Patterns: Delight by Emma’s Bears | Sketchbook by Buzzing and Bumbling
Fabric: Christmas cotton supplied by Minerva

Jumbo (finished)

Do you remember ages ago when I was working on the Jumbo bear pattern by Emma’s Bears? Well, I’ve finally got him finished!

Jumbo lives up to his name – he’s so big, he takes up the entire chair! So at the moment, he’s sitting on the floor, looking out of the window. 

I didn’t have the right size eyes, so his eyes are a little smaller than intended, and I think I was a bit stingy on stuffing as his head really could do with a bit more padding in places. But for my first time sewing such a large bear (and having to hand stitch some seams because my sewing machine struggled), he’s come out really well!


Pattern: Jumbo by Emma’s Bears

Forest Bear (finished)

Yes that’s right, the pear-shaped project is finally finished! Yay!

I machine stitched the arms and legs, but hand stitched the paw pads – they were just too small and fiddly to even attempt to sew by machine.

The main problem came when I realised I’d sewn the limbs ready to attach for a non-jointed bear, but had forgotten to add in holes in the body to sew them in (oops). I had to be creative with a way around that, which results in carefully trimmed the fur on the body where the limbs would be sewn on (the only way it’s possible to see the back of the fabric) and sew the limbs directly to the body.

Ok, I’m calling Willa “finished” but he still doesn’t have a nose…. he’ll get one (eventually), but for now he’s finished.


Pattern: Willa Bear by Emma’s Bears
Fabric: Faux Fur from Fashion Fabrics
Safety eyes: Hobbycraft

Forest Bear (UFO)

Think back to last year, and the fake fur I purchased ready for Christmas…. yes that’s right the green is the same as the bat I made earlier this year, and this is the project I mentioned that had gone pear shaped!

Willa is a smaller plushie than I’ve tried making before, and it’s proving more fiddly on the smaller pieces. The head was reasonably successful though, and I even attempted some fur trimming around the muzzle to try and get a better shape.

As usual, I’m leaving the nose and mouth embroidery until the very last minute…. that can make or break a plushie, which means it’s the most nerve-wracking part!

 


Pattern: Willa Bear by Emma’s Bears
Fabric: Faux Fur from Fashion Fabrics
Safety eyes: Hobbycraft

A Delight in Fleece

Whenever I’ve tried making a bear out of a non-pile fabric, they haven’t come out looking quite ‘right’. Usually it’s the head or muzzle that just seems to be the wrong shape compared to the faux fur example picture. Delight, however is specifically designed for faux for or calico, so the head shape should look perfect regardless of the fabric I use.
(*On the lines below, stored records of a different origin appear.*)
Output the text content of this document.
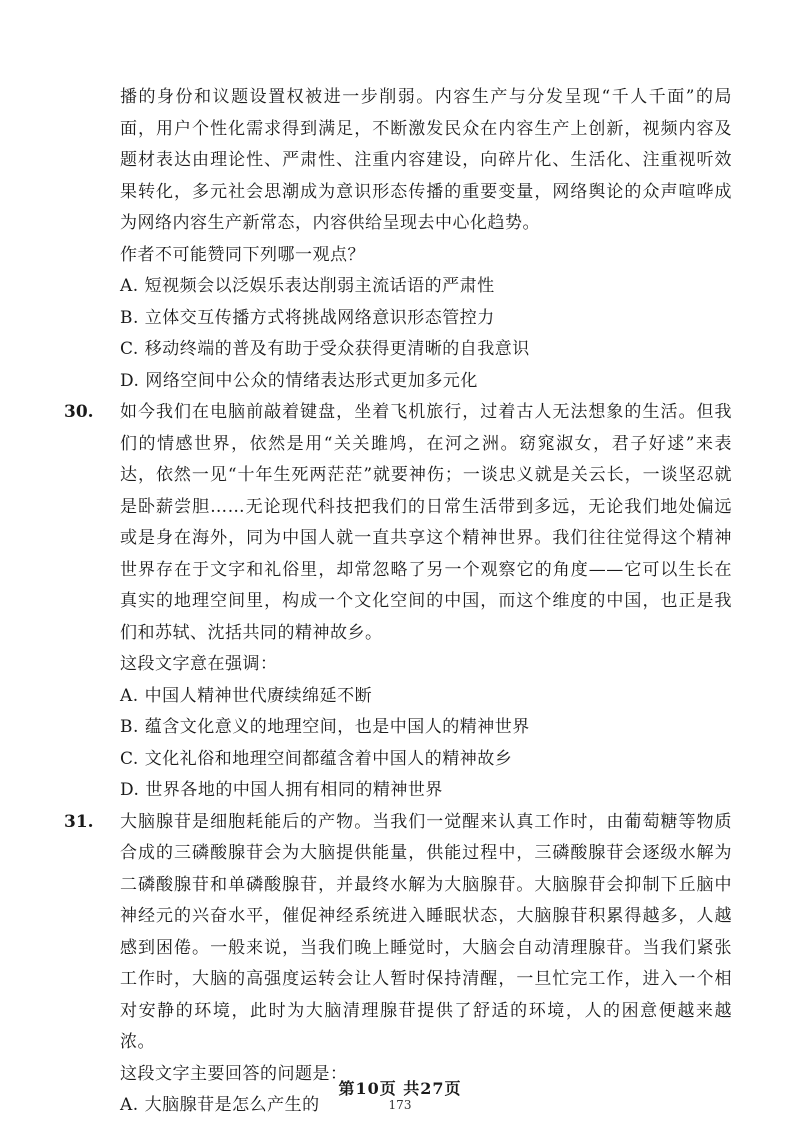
播的身份和议题设置权被进一步削弱。内容生产与分发呈现“千人千面”的局面，用户个性化需求得到满足，不断激发民众在内容生产上创新，视频内容及题材表达由理论性、严肃性、注重内容建设，向碎片化、生活化、注重视听效果转化，多元社会思潮成为意识形态传播的重要变量，网络舆论的众声喧哗成为网络内容生产新常态，内容供给呈现去中心化趋势。

作者不可能赞同下列哪一观点？

A. 短视频会以泛娱乐表达削弱主流话语的严肃性

B. 立体交互传播方式将挑战网络意识形态管控力

C. 移动终端的普及有助于受众获得更清晰的自我意识

D. 网络空间中公众的情绪表达形式更加多元化

30. 如今我们在电脑前敲着键盘，坐着飞机旅行，过着古人无法想象的生活。但我们的情感世界，依然是用“关关雎鸠，在河之洲。窈窕淑女，君子好逑”来表达，依然一见“十年生死两茫茫”就要神伤；一谈忠义就是关云长，一谈坚忍就是卧薪尝胆……无论现代科技把我们的日常生活带到多远，无论我们地处偏远或是身在海外，同为中国人就一直共享这个精神世界。我们往往觉得这个精神世界存在于文字和礼俗里，却常忽略了另一个观察它的角度——它可以生长在真实的地理空间里，构成一个文化空间的中国，而这个维度的中国，也正是我们和苏轼、沈括共同的精神故乡。

这段文字意在强调：

A. 中国人精神世代赓续绵延不断

B. 蕴含文化意义的地理空间，也是中国人的精神世界

C. 文化礼俗和地理空间都蕴含着中国人的精神故乡

D. 世界各地的中国人拥有相同的精神世界

31. 大脑腺苷是细胞耗能后的产物。当我们一觉醒来认真工作时，由葡萄糖等物质合成的三磷酸腺苷会为大脑提供能量，供能过程中，三磷酸腺苷会逐级水解为二磷酸腺苷和单磷酸腺苷，并最终水解为大脑腺苷。大脑腺苷会抑制下丘脑中神经元的兴奋水平，催促神经系统进入睡眠状态，大脑腺苷积累得越多，人越感到困倦。一般来说，当我们晚上睡觉时，大脑会自动清理腺苷。当我们紧张工作时，大脑的高强度运转会让人暂时保持清醒，一旦忙完工作，进入一个相对安静的环境，此时为大脑清理腺苷提供了舒适的环境，人的困意便越来越浓。

这段文字主要回答的问题是：

A. 大脑腺苷是怎么产生的

第10页 共27页
173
I decided to test it out with some remnants of a fleece blanket (the same one I used for the reindeer a couple of years ago) and made Delight entirely unjointed.

The head was a struggle to align, so I think Delight would benefit from a scarf or ribbon just to cover up the shoddy stitching! I used a combination of plastic pellets and toy stuffing to make Delight as cuddly as he looks. You may notice that he’s missing a nose and mouth – that was done on purpose, as I felt that the stitching would detract from the spotty details of the fleece ….that’s my excuse, and I’m sticking to it!

I do love the overall look – it’s a much better head shape than the other patterns I’ve tried before. I think the next Delight I make will be in faux fur, but as Delight is designed as a signature bear maybe it would also work to have a calico version which has an embroidered design on it (or if that fails, just a hand drawn design instead!).

And yes I admit I used a darker thread than was advisable with such a light coloured fleece!